FORM_INPUT The attack comes from fuzzing an input element.
COOKIE The attack comes from fuzzing the browser's cookies.
POST_MESSAGE The attack comes from hijacking the post messaging mechanism.
GET_PARAMETERS The attack comes from fuzzing parameters in the url.
URL_FRAGMENT The attack comes from fuzzing the fragment in the url.
HTML_COMMENT The attack comes from fuzzing the HTML comments.
POST_PARAMETERS The attack comes from fuzzing the POST parameters.
PROTOCOL The attack comes from fuzzing the protocol.
STORED_XSS The attack comes from the server side and is stored.
SAME_ORIGIN The attack is a Same-Origin Method Execution attack via a GET parameter.
USER_CONTROLLABLE_URL The attack payload is received from a third-party host via a URL that is user-controllable

Xxe

Information reported for an XXE.

JSON representation
{
  "payloadValue": string,
  "payloadLocation": enum (Location)
}
Fields
payloadValue

string

The XML string that triggered the XXE vulnerability.
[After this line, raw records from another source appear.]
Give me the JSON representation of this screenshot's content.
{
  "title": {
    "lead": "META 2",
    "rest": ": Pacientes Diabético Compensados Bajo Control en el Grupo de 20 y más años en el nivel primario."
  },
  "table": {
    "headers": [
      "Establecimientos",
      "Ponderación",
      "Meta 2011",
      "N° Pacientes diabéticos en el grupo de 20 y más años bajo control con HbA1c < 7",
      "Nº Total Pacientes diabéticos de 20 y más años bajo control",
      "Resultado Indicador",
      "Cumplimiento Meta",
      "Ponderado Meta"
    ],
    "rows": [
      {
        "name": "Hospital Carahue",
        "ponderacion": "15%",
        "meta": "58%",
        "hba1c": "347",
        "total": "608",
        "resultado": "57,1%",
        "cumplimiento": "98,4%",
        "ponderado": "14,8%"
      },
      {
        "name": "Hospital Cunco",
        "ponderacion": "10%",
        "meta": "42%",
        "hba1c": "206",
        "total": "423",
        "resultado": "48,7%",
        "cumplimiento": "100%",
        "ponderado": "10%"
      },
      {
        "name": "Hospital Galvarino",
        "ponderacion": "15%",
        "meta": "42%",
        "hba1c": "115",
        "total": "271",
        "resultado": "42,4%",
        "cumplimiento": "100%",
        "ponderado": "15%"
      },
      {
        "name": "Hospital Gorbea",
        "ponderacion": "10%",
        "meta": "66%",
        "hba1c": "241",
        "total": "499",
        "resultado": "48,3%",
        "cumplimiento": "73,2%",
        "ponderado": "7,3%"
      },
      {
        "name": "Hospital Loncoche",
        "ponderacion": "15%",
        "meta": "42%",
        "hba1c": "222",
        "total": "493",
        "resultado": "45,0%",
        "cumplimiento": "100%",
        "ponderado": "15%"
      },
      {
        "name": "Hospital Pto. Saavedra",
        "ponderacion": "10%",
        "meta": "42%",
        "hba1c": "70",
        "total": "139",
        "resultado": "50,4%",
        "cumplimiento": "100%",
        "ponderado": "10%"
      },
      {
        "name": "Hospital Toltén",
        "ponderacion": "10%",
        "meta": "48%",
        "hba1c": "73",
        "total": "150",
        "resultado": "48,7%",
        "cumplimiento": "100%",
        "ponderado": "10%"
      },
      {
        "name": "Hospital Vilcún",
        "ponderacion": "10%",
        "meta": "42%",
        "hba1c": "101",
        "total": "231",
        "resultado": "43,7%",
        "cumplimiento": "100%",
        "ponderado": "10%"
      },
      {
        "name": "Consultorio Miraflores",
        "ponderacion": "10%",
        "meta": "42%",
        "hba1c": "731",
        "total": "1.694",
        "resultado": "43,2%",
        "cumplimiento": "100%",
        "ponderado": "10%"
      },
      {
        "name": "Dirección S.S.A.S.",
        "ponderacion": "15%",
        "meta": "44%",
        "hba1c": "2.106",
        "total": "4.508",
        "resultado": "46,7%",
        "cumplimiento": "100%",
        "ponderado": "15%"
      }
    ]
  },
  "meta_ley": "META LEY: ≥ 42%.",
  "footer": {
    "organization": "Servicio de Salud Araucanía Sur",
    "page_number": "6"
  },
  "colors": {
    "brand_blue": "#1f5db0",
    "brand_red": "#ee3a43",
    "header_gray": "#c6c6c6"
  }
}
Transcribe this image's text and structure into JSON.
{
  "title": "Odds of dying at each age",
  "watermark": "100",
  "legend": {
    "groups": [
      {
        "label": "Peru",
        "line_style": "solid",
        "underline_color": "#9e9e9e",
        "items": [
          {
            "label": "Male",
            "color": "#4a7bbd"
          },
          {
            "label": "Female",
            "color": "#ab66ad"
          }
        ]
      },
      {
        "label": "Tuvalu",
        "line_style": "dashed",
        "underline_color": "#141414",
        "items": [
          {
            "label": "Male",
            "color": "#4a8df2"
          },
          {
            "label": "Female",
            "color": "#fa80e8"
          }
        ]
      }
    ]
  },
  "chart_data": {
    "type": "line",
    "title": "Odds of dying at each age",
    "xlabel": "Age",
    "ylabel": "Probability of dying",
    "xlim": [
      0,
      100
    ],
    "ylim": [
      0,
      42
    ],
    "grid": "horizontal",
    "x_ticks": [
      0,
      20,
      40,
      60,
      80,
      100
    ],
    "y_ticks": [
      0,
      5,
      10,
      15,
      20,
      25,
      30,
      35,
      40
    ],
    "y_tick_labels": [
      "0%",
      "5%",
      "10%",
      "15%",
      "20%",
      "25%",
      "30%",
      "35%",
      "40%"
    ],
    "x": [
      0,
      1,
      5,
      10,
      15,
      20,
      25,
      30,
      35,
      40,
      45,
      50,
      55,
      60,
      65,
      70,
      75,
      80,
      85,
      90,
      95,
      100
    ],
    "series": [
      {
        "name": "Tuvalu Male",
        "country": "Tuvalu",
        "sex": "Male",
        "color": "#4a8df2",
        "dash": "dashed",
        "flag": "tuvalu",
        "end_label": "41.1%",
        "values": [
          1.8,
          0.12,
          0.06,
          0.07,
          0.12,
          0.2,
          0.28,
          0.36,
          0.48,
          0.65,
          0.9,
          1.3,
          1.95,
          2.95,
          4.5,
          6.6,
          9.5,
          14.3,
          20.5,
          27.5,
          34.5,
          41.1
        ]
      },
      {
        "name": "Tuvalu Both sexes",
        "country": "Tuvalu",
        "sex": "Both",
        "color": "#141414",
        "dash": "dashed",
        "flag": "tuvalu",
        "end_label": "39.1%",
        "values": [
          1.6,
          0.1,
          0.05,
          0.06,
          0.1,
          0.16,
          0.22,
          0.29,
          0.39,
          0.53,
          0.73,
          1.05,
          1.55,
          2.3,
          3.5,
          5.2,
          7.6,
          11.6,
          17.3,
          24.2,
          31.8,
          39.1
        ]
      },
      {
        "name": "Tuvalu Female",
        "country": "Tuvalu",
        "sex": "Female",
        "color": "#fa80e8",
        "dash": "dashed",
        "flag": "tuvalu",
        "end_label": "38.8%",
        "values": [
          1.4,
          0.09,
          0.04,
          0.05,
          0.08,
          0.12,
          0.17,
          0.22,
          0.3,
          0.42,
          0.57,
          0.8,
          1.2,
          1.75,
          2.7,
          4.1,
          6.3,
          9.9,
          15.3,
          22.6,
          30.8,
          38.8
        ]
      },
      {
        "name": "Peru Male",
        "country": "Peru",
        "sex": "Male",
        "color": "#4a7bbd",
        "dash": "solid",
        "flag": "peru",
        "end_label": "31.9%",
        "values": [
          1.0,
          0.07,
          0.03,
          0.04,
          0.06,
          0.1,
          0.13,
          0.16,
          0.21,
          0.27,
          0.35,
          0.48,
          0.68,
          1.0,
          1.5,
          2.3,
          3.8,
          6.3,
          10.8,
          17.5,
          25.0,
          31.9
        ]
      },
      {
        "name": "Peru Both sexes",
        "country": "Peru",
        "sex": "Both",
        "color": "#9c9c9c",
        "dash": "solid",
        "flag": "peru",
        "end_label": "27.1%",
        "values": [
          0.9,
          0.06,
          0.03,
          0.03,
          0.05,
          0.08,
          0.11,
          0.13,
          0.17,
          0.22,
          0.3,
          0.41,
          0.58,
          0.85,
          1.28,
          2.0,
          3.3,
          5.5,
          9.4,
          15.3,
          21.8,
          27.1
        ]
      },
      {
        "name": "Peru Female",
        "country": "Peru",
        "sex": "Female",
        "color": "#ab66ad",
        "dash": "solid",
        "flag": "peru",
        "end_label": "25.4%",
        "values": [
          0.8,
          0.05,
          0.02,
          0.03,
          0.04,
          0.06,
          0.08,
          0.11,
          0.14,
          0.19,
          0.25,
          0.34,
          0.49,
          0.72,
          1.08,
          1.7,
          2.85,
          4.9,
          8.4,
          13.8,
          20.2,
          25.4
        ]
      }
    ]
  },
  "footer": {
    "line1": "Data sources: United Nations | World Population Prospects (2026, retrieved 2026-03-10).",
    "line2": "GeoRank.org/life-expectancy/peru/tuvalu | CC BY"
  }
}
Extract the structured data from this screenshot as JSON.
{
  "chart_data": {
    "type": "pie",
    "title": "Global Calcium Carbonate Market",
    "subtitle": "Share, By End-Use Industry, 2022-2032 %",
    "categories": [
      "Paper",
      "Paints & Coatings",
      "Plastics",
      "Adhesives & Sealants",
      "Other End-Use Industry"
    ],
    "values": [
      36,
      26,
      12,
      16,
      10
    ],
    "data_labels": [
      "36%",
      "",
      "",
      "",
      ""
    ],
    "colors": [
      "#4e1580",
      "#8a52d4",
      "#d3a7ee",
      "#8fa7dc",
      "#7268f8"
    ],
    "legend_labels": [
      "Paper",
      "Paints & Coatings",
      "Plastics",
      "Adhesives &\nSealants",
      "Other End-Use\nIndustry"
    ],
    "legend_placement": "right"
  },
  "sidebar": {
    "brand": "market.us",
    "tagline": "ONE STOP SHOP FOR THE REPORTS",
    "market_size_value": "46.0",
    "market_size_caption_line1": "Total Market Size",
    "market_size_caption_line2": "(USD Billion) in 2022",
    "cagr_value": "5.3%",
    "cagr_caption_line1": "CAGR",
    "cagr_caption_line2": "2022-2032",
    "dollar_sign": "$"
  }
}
Non-payload values might be redacted.

payloadLocation

enum (Location)

Location within the request where the payload was placed.

Location

Locations within a request where XML was substituted.

Enums
LOCATION_UNSPECIFIED Unknown Location.
COMPLETE_REQUEST_BODY The XML payload replaced the complete request body.

Methods

get

Gets a Finding.

list

List Findings under a given ScanRun.